Hundreds of thousands of people have already crossed borders into Syria and Jordan.

In the biggest operation of its kind since World War II, the British armed forces say they expect to deal with humanitarian problems for several days before U.N. and other aid agencies arrive.

A total of 200,000 food packs have already been loaded onto U.S. vehicles in Kuwait, and 30,000 onto British trucks.

They will be taken inside Iraq by road behind front-line troops. There are fears that if dropped from the air they could land in minefields.

In the immediate aftermath of an invasion of Iraq, the military would have responsibility for feeding some 25 million people.

Likely areas for food distribution have already been identified -- mainly be in urban areas, as up to 75 percent of Iraq's population lives in cities and towns.

Dozens of potential sites for civilians displaced by fighting have also been earmarked close to road and rail networks.

Analysts suggest between 1 percent and 10 percent -- up to two million -- people across Iraq could be displaced in the war.

U.S. Relief Organization Mercy Corps said it was preparing for a severe refugee crisis.

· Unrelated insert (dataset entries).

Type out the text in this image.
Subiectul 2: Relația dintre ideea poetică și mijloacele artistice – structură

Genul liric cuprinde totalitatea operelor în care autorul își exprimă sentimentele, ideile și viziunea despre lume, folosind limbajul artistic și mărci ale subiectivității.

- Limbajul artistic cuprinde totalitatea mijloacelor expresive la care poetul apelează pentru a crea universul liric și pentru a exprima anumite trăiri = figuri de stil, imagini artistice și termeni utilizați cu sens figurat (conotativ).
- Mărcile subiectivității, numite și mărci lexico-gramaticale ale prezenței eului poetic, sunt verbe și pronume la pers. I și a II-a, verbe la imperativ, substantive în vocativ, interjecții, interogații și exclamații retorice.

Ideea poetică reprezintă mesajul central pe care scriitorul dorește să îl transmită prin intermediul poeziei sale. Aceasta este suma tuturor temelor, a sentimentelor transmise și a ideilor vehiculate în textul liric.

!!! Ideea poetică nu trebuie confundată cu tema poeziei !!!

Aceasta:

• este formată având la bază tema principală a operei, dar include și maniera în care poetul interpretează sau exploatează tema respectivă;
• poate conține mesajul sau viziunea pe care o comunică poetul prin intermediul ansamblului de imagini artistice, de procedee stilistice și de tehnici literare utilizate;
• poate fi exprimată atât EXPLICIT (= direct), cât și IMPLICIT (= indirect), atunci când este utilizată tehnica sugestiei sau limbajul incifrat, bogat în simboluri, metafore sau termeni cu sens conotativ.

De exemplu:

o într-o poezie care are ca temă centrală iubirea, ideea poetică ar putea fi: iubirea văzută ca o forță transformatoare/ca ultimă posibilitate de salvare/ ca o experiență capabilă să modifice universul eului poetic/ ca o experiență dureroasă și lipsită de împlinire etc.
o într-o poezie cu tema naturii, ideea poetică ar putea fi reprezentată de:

In an interview Wednesday on CNN's American Morning, Cassandra Nelson said her agency feared three million would be displaced within Iraq, and a further 600,000 would leave the country.

"Iraq has a very urban based population. In terms of fighting we anticipate that Baghdad will have prolonged fighting so we'll see a large flow of refugees and internally displaced people from there."

Nelson also said if central and southern Iraq was hit hard during a military campaign, two million displaced people were likely to migrate towards the borders of Kuwait, Jordan, and Iran.

According to Nelson, one of Mercy Corps' biggest concerns is that Saddam Hussein will use chemical and biological weapons on his own people.

"If he unleashes those weapons, and he infects his own population, the international community, Mercy Corps is not prepared to deal with that kind of a crisis," said Nelson.

David Bull, of UNICEF, told CNN the organization was trying to raise $140 million to deal with the crisis.

"We have been pre-positioning supplies for some weeks. Many thousands of tonnes of supplies are already in place."

Bull said children and young people were most at risk. "Half the population of Iraq is under 18. There are serious problems with diseases like diarrhea, and these children are extremely vulnerable," he said.